To return to our question: "What is the use of following the Way?" Following the Way enables us to lessen the suffering in the world, does it not? Have you not had enough suffering already, without creating more? There is good reason for us to think about this, and to expand our consciousness, to think of the impact our living in the world has upon the life around us, not always to think of what we can get out of it, but also of what we can put back in. Do we not get so much out already, without thinking of getting more? Do we live by ourselves alone? Even Robinson Crusoe didn’t do so, but had his dog, his goats and his chickens, and was eventually joined by another human being—even though he was of a different race and couldn’t speak a word of English! And did Robinson later refuse to be rescued and choose to remain on his desert island? Or was he not happy to return to his homeland and rejoin his society? Few of us could live alone for long; some of us couldn’t even stand a single day of doing so; we prefer the company of others, as we are gregarious by nature, and there are many benefits to be had from living in a community. Imagine how life would be if each one of us had to live separately, and produce by ourselves all the things we needed: we wouldn’t like it at all, and definitely would not have all the wonderful things that cooperation with others makes possible. It is good for us to ponder on this now and then, as it’s so easy to lose sight of it.

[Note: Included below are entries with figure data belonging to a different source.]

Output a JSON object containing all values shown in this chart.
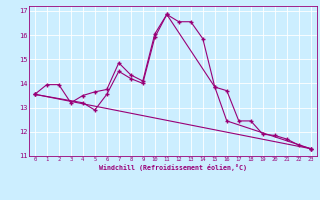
{
  "xlabel": "Windchill (Refroidissement éolien,°C)",
  "bg_color": "#cceeff",
  "line_color": "#990077",
  "xlim": [
    -0.5,
    23.5
  ],
  "ylim": [
    11,
    17.2
  ],
  "yticks": [
    11,
    12,
    13,
    14,
    15,
    16,
    17
  ],
  "xticks": [
    0,
    1,
    2,
    3,
    4,
    5,
    6,
    7,
    8,
    9,
    10,
    11,
    12,
    13,
    14,
    15,
    16,
    17,
    18,
    19,
    20,
    21,
    22,
    23
  ],
  "curve1_x": [
    0,
    1,
    2,
    3,
    4,
    5,
    6,
    7,
    8,
    9,
    10,
    11,
    12,
    13,
    14,
    15,
    16,
    17,
    18,
    19,
    20,
    21,
    22,
    23
  ],
  "curve1_y": [
    13.55,
    13.95,
    13.95,
    13.2,
    13.5,
    13.65,
    13.75,
    14.85,
    14.35,
    14.1,
    16.05,
    16.85,
    16.55,
    16.55,
    15.85,
    13.85,
    13.7,
    12.45,
    12.45,
    11.9,
    11.85,
    11.7,
    11.45,
    11.3
  ],
  "curve2_x": [
    0,
    4,
    5,
    6,
    7,
    8,
    9,
    10,
    11,
    15,
    16,
    23
  ],
  "curve2_y": [
    13.55,
    13.2,
    12.9,
    13.55,
    14.5,
    14.2,
    14.0,
    15.9,
    16.85,
    13.85,
    12.45,
    11.3
  ],
  "curve3_x": [
    0,
    23
  ],
  "curve3_y": [
    13.55,
    11.3
  ]
}
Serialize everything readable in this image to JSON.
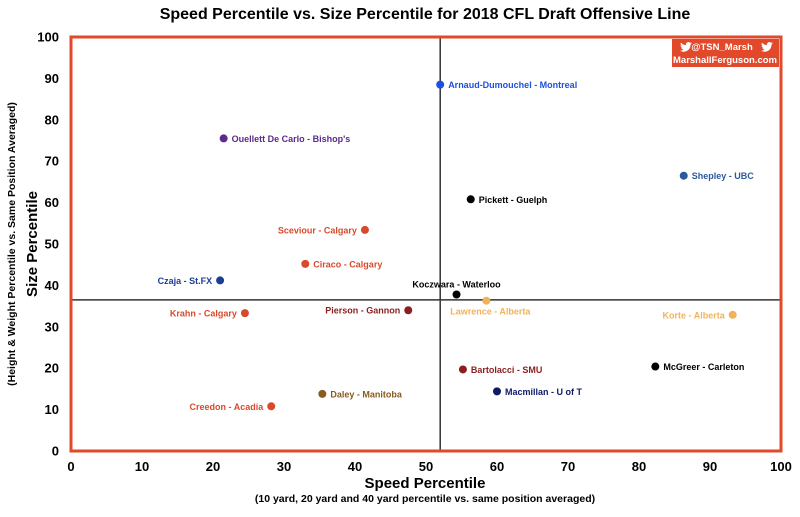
{
  "chart_data": {
    "type": "scatter",
    "title": "Speed Percentile vs. Size Percentile for 2018 CFL Draft Offensive Line",
    "xlabel": "Speed Percentile",
    "xlabel_sub": "(10 yard, 20 yard and 40 yard percentile vs. same position averaged)",
    "ylabel": "Size Percentile",
    "ylabel_sub": "(Height & Weight Percentile vs. Same Position Averaged)",
    "xlim": [
      0,
      100
    ],
    "ylim": [
      0,
      100
    ],
    "xticks": [
      0,
      10,
      20,
      30,
      40,
      50,
      60,
      70,
      80,
      90,
      100
    ],
    "yticks": [
      0,
      10,
      20,
      30,
      40,
      50,
      60,
      70,
      80,
      90,
      100
    ],
    "grid": false,
    "reference_lines": {
      "x": 52,
      "y": 36.5
    },
    "frame_color": "#e2492a",
    "points": [
      {
        "label": "Arnaud-Dumouchel - Montreal",
        "x": 52,
        "y": 88.5,
        "color": "#1e4fe0",
        "label_side": "right"
      },
      {
        "label": "Ouellett De Carlo - Bishop's",
        "x": 21.5,
        "y": 75.5,
        "color": "#5a2a8c",
        "label_side": "right"
      },
      {
        "label": "Shepley - UBC",
        "x": 86.3,
        "y": 66.5,
        "color": "#2a5a9a",
        "label_side": "right"
      },
      {
        "label": "Pickett - Guelph",
        "x": 56.3,
        "y": 60.8,
        "color": "#000000",
        "label_side": "right"
      },
      {
        "label": "Sceviour - Calgary",
        "x": 41.4,
        "y": 53.4,
        "color": "#d9492b",
        "label_side": "left"
      },
      {
        "label": "Ciraco - Calgary",
        "x": 33,
        "y": 45.2,
        "color": "#d9492b",
        "label_side": "right"
      },
      {
        "label": "Czaja - St.FX",
        "x": 21,
        "y": 41.2,
        "color": "#1d3c96",
        "label_side": "left"
      },
      {
        "label": "Koczwara - Waterloo",
        "x": 54.3,
        "y": 37.8,
        "color": "#000000",
        "label_side": "above"
      },
      {
        "label": "Lawrence - Alberta",
        "x": 58.5,
        "y": 36.3,
        "color": "#f0b35a",
        "label_side": "below"
      },
      {
        "label": "Krahn - Calgary",
        "x": 24.5,
        "y": 33.3,
        "color": "#d9492b",
        "label_side": "left"
      },
      {
        "label": "Pierson - Gannon",
        "x": 47.5,
        "y": 34,
        "color": "#8b1f1f",
        "label_side": "left"
      },
      {
        "label": "Korte - Alberta",
        "x": 93.2,
        "y": 32.9,
        "color": "#f0b35a",
        "label_side": "left"
      },
      {
        "label": "Bartolacci - SMU",
        "x": 55.2,
        "y": 19.7,
        "color": "#8b1f1f",
        "label_side": "right"
      },
      {
        "label": "McGreer - Carleton",
        "x": 82.3,
        "y": 20.4,
        "color": "#000000",
        "label_side": "right"
      },
      {
        "label": "Daley - Manitoba",
        "x": 35.4,
        "y": 13.8,
        "color": "#8b5a1e",
        "label_side": "right"
      },
      {
        "label": "Macmillan - U of T",
        "x": 60,
        "y": 14.4,
        "color": "#0d1a66",
        "label_side": "right"
      },
      {
        "label": "Creedon - Acadia",
        "x": 28.2,
        "y": 10.8,
        "color": "#d9492b",
        "label_side": "left"
      }
    ]
  },
  "credit": {
    "twitter_handle": "@TSN_Marsh",
    "website": "MarshallFerguson.com",
    "bird_icon": "twitter-bird-icon",
    "color": "#e2492a"
  }
}
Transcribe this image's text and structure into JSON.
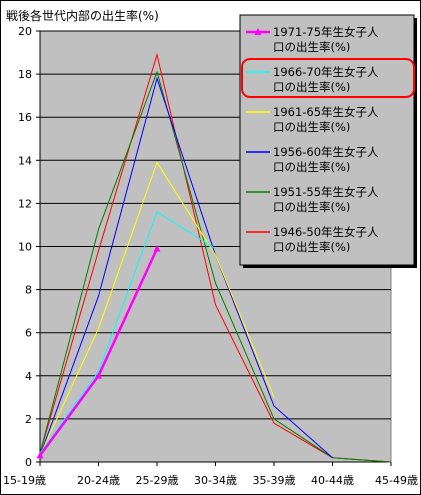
{
  "chart_data": {
    "type": "line",
    "title": "戦後各世代内部の出生率(%)",
    "categories": [
      "15-19歳",
      "20-24歳",
      "25-29歳",
      "30-34歳",
      "35-39歳",
      "40-44歳",
      "45-49歳"
    ],
    "ylim": [
      0,
      20
    ],
    "yticks": [
      0,
      2,
      4,
      6,
      8,
      10,
      12,
      14,
      16,
      18,
      20
    ],
    "grid": true,
    "legend_position": "top-right",
    "series": [
      {
        "name": "1971-75年生女子人口の出生率(%)",
        "color": "#ff00ff",
        "marker": "triangle",
        "values": [
          0.3,
          4.0,
          9.9,
          null,
          null,
          null,
          null
        ]
      },
      {
        "name": "1966-70年生女子人口の出生率(%)",
        "color": "#00ffff",
        "marker": "none",
        "highlighted": true,
        "values": [
          0.4,
          4.2,
          11.6,
          9.9,
          null,
          null,
          null
        ]
      },
      {
        "name": "1961-65年生女子人口の出生率(%)",
        "color": "#ffff00",
        "marker": "none",
        "values": [
          0.3,
          6.2,
          13.9,
          9.6,
          3.0,
          null,
          null
        ]
      },
      {
        "name": "1956-60年生女子人口の出生率(%)",
        "color": "#0000ff",
        "marker": "none",
        "values": [
          0.3,
          7.7,
          17.8,
          9.6,
          2.6,
          0.2,
          null
        ]
      },
      {
        "name": "1951-55年生女子人口の出生率(%)",
        "color": "#008000",
        "marker": "none",
        "values": [
          0.4,
          10.8,
          18.1,
          8.3,
          2.0,
          0.2,
          0.0
        ]
      },
      {
        "name": "1946-50年生女子人口の出生率(%)",
        "color": "#ff0000",
        "marker": "none",
        "values": [
          0.4,
          9.8,
          18.9,
          7.3,
          1.8,
          0.2,
          0.0
        ]
      }
    ],
    "highlight_color": "#ff0000"
  }
}
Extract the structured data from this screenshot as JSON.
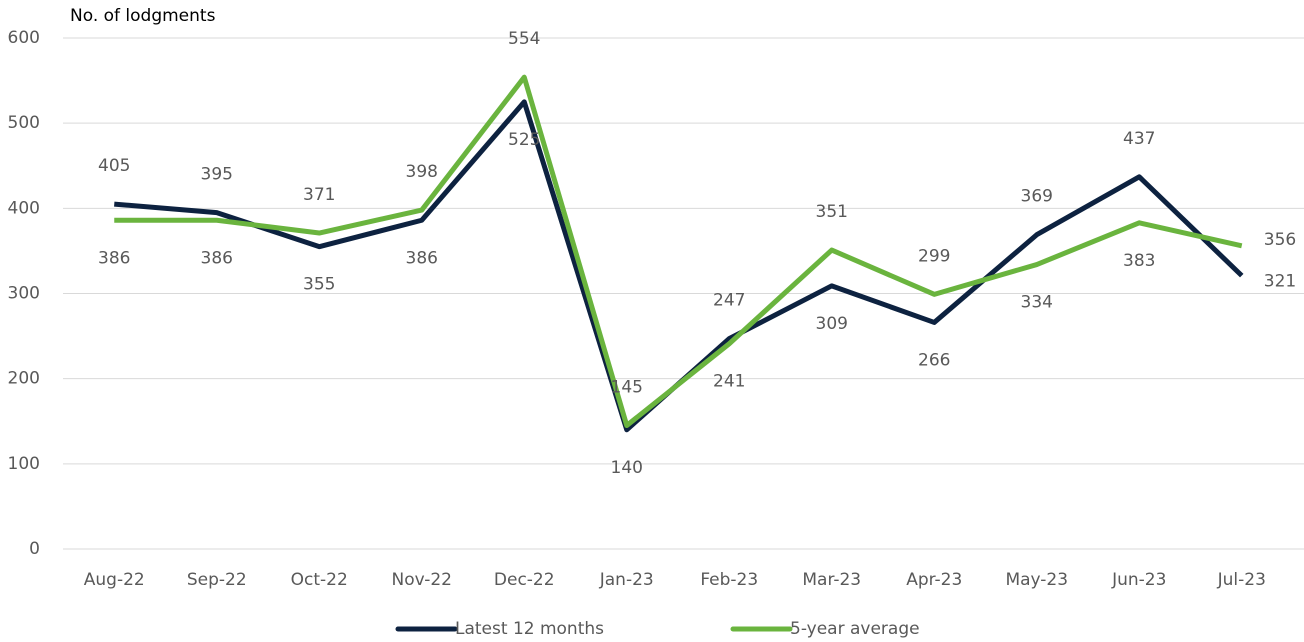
{
  "chart_data": {
    "type": "line",
    "title": "No. of lodgments",
    "categories": [
      "Aug-22",
      "Sep-22",
      "Oct-22",
      "Nov-22",
      "Dec-22",
      "Jan-23",
      "Feb-23",
      "Mar-23",
      "Apr-23",
      "May-23",
      "Jun-23",
      "Jul-23"
    ],
    "series": [
      {
        "name": "Latest 12 months",
        "color": "#0d2240",
        "values": [
          405,
          395,
          355,
          386,
          525,
          140,
          247,
          309,
          266,
          369,
          437,
          321
        ]
      },
      {
        "name": "5-year average",
        "color": "#6ab43e",
        "values": [
          386,
          386,
          371,
          398,
          554,
          145,
          241,
          351,
          299,
          334,
          383,
          356
        ]
      }
    ],
    "ylim": [
      0,
      600
    ],
    "yticks": [
      0,
      100,
      200,
      300,
      400,
      500,
      600
    ],
    "grid": true,
    "legend": "bottom"
  }
}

Ah, but while we benefit in so many ways from living in a community with others, there are also responsibilities, and if we do not want to accept the responsibilities, we are also not entitled to enjoy the benefits; the two go together, inseparably.

To conclude, therefore: When we understand about our relationships with others, it is natural for us to follow the Way, and there’s no longer any question about the point of doing so.